The rule is to “fail often and fail fast, but fail cheap”, says Sarel.

6. Create an innovation culture

Innovation should be built into the business’ DNA and there should be clear processes in place to support it. “The knowledge and creativity of employees are your most valuable resources. However, firms often fail to fully exploit this value because their culture does not facilitate innovation,” Sarel adds.

7. Use your networks

Innovation favours connected minds. However, do not network for the sake of networking. Sarel says: “Our research indicates that only purpose-driven networking improves firm performance, for example – improving your ability to innovate.”

While trade shows, chambers of commerce and other networking events are useful, further education and training allows managers to take time out of the office and allow their ideas to collide and merge with those of others.  

Sarel says, “executive education programs give an opportunity to look at other industries with different models and cross-apply ideas. Students from other disciplines or industries often ask questions and help their peers to challenge their own conventions.”

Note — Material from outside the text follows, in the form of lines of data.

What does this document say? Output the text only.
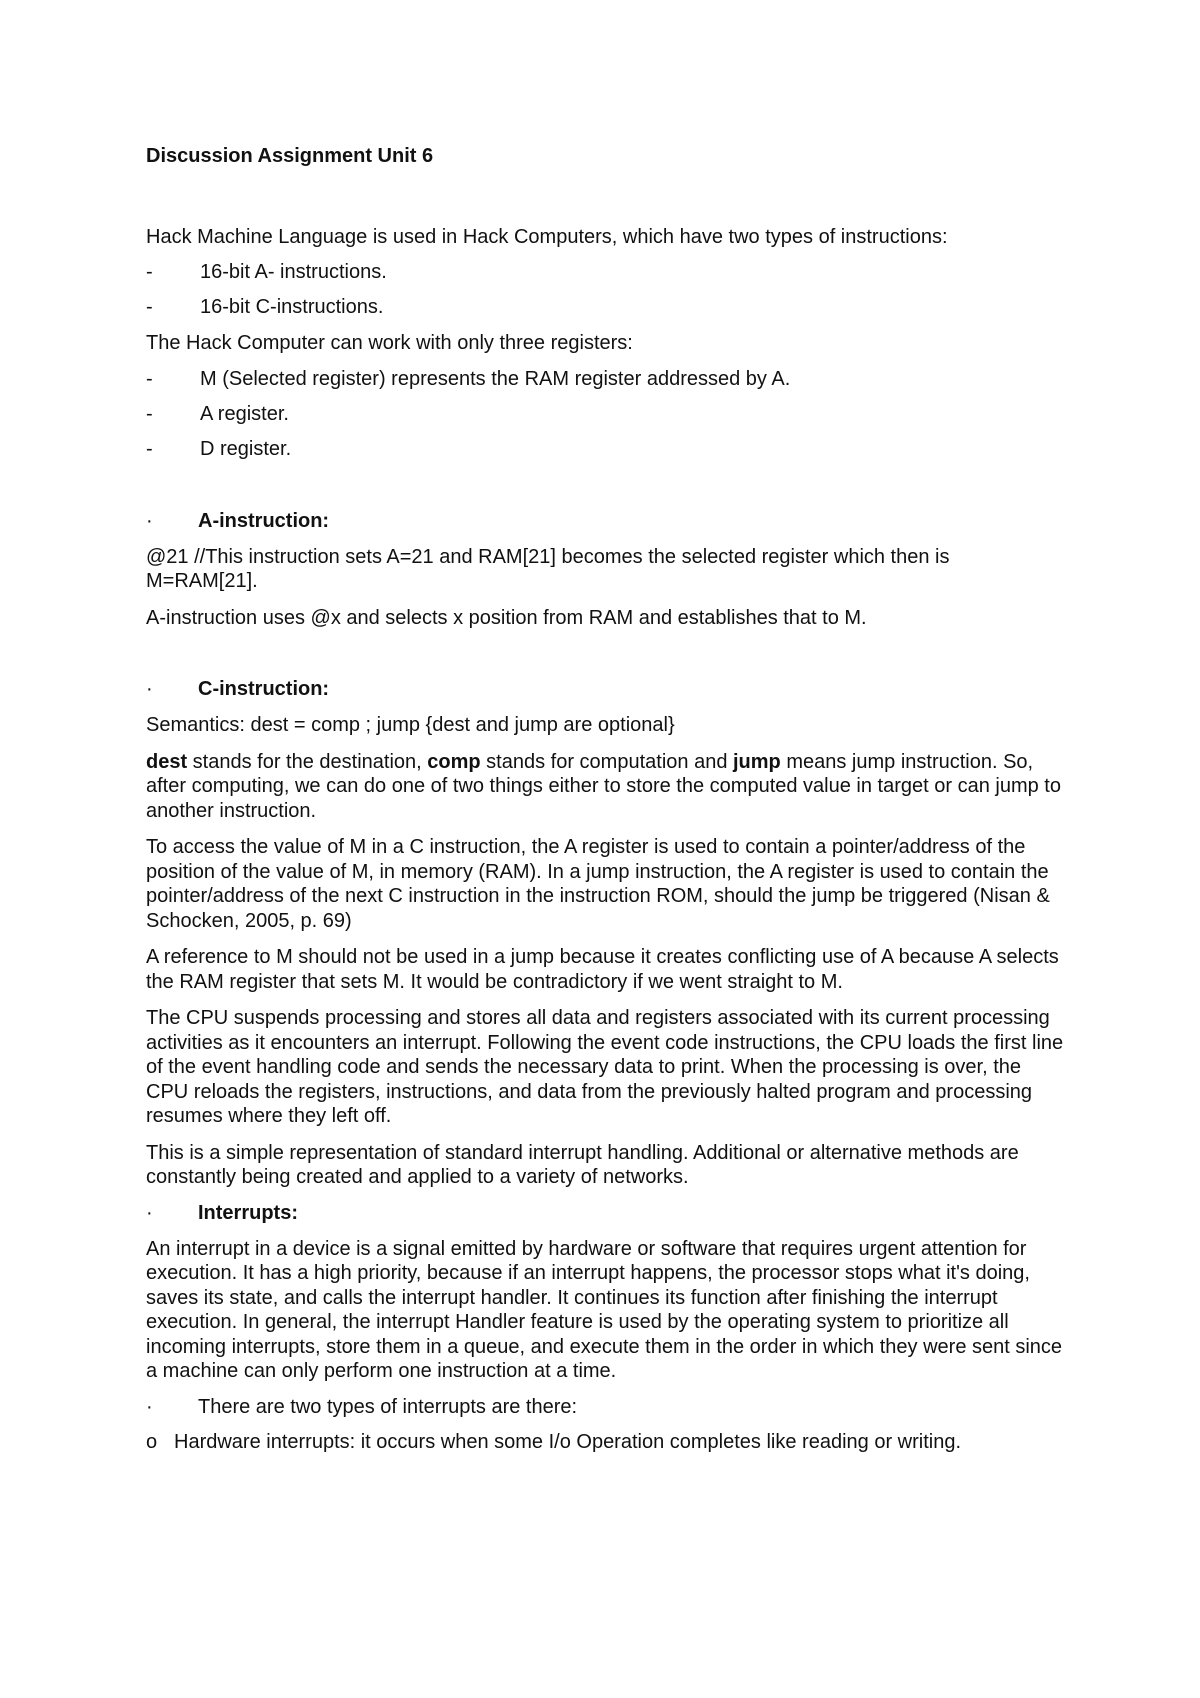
Discussion Assignment Unit 6

Hack Machine Language is used in Hack Computers, which have two types of instructions:

-	16-bit A- instructions.
-	16-bit C-instructions.

The Hack Computer can work with only three registers:

-	M (Selected register) represents the RAM register addressed by A.
-	A register.
-	D register.
·	A-instruction:

@21 //This instruction sets A=21 and RAM[21] becomes the selected register which then is M=RAM[21].

A-instruction uses @x and selects x position from RAM and establishes that to M.

·	C-instruction:

Semantics: dest = comp ; jump {dest and jump are optional}

dest stands for the destination, comp stands for computation and jump means jump instruction. So, after computing, we can do one of two things either to store the computed value in target or can jump to another instruction.

To access the value of M in a C instruction, the A register is used to contain a pointer/address of the position of the value of M, in memory (RAM). In a jump instruction, the A register is used to contain the pointer/address of the next C instruction in the instruction ROM, should the jump be triggered (Nisan & Schocken, 2005, p. 69)

A reference to M should not be used in a jump because it creates conflicting use of A because A selects the RAM register that sets M. It would be contradictory if we went straight to M.

The CPU suspends processing and stores all data and registers associated with its current processing activities as it encounters an interrupt. Following the event code instructions, the CPU loads the first line of the event handling code and sends the necessary data to print. When the processing is over, the CPU reloads the registers, instructions, and data from the previously halted program and processing resumes where they left off.

This is a simple representation of standard interrupt handling. Additional or alternative methods are constantly being created and applied to a variety of networks.

·	Interrupts:

An interrupt in a device is a signal emitted by hardware or software that requires urgent attention for execution. It has a high priority, because if an interrupt happens, the processor stops what it's doing, saves its state, and calls the interrupt handler. It continues its function after finishing the interrupt execution. In general, the interrupt Handler feature is used by the operating system to prioritize all incoming interrupts, store them in a queue, and execute them in the order in which they were sent since a machine can only perform one instruction at a time.

·	There are two types of interrupts are there:
o Hardware interrupts: it occurs when some I/o Operation completes like reading or writing.
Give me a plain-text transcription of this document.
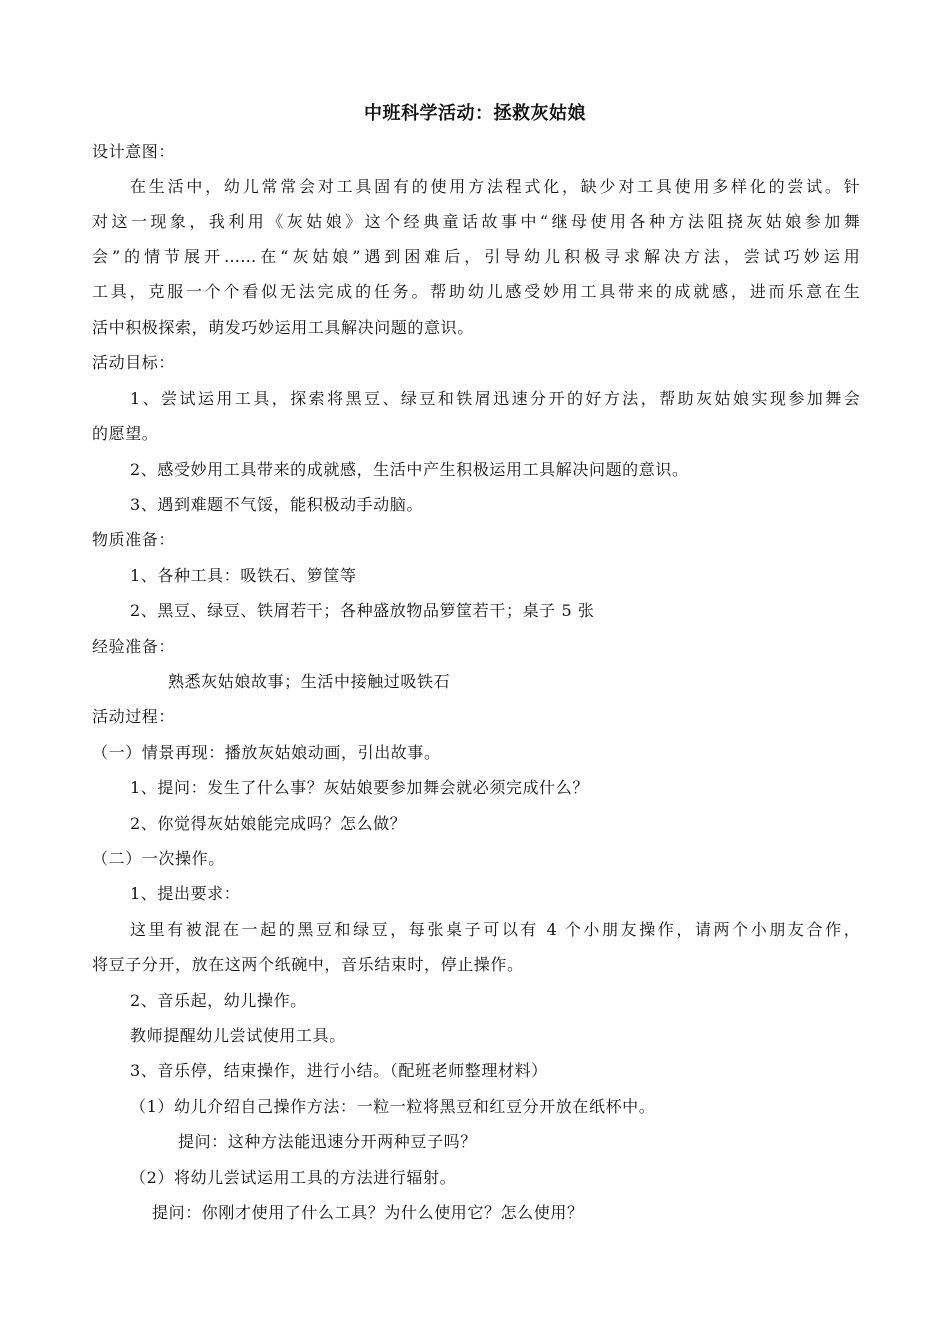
中班科学活动：拯救灰姑娘
设计意图：
在生活中，幼儿常常会对工具固有的使用方法程式化，缺少对工具使用多样化的尝试。针
对这一现象，我利用《灰姑娘》这个经典童话故事中“继母使用各种方法阻挠灰姑娘参加舞
会”的情节展开……在“灰姑娘”遇到困难后，引导幼儿积极寻求解决方法，尝试巧妙运用
工具，克服一个个看似无法完成的任务。帮助幼儿感受妙用工具带来的成就感，进而乐意在生
活中积极探索，萌发巧妙运用工具解决问题的意识。
活动目标：
1、尝试运用工具，探索将黑豆、绿豆和铁屑迅速分开的好方法，帮助灰姑娘实现参加舞会
的愿望。
2、感受妙用工具带来的成就感，生活中产生积极运用工具解决问题的意识。
3、遇到难题不气馁，能积极动手动脑。
物质准备：
1、各种工具：吸铁石、箩筐等
2、黑豆、绿豆、铁屑若干；各种盛放物品箩筐若干；桌子 5 张
经验准备：
熟悉灰姑娘故事；生活中接触过吸铁石
活动过程：
（一）情景再现：播放灰姑娘动画，引出故事。
1、提问：发生了什么事？灰姑娘要参加舞会就必须完成什么？
2、你觉得灰姑娘能完成吗？怎么做？
（二）一次操作。
1、提出要求：
这里有被混在一起的黑豆和绿豆，每张桌子可以有 4 个小朋友操作，请两个小朋友合作，
将豆子分开，放在这两个纸碗中，音乐结束时，停止操作。
2、音乐起，幼儿操作。
教师提醒幼儿尝试使用工具。
3、音乐停，结束操作，进行小结。（配班老师整理材料）
（1）幼儿介绍自己操作方法：一粒一粒将黑豆和红豆分开放在纸杯中。
提问：这种方法能迅速分开两种豆子吗？
（2）将幼儿尝试运用工具的方法进行辐射。
提问：你刚才使用了什么工具？为什么使用它？怎么使用？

8. Press the reset button often

Even the big tech firms continue to reinvent themselves. When Google reorganised its portfolio of alpha-bets under the new holding company, Alphabet, this independence allowed younger companies in the portfolio to experiment with alternative business models. This innovation is something the company continues to do, with significant success.

Sarel says fast-growing firms should regularly make time to step back, reflect and see the bigger picture: be strategic not just tactical. “Get out of the trenches, take a birds-eye view, redefine your main drivers of success – as UQ alumni entrepreneur Glen Richards puts it, undertake resets sessions often to keep chaos at bay.”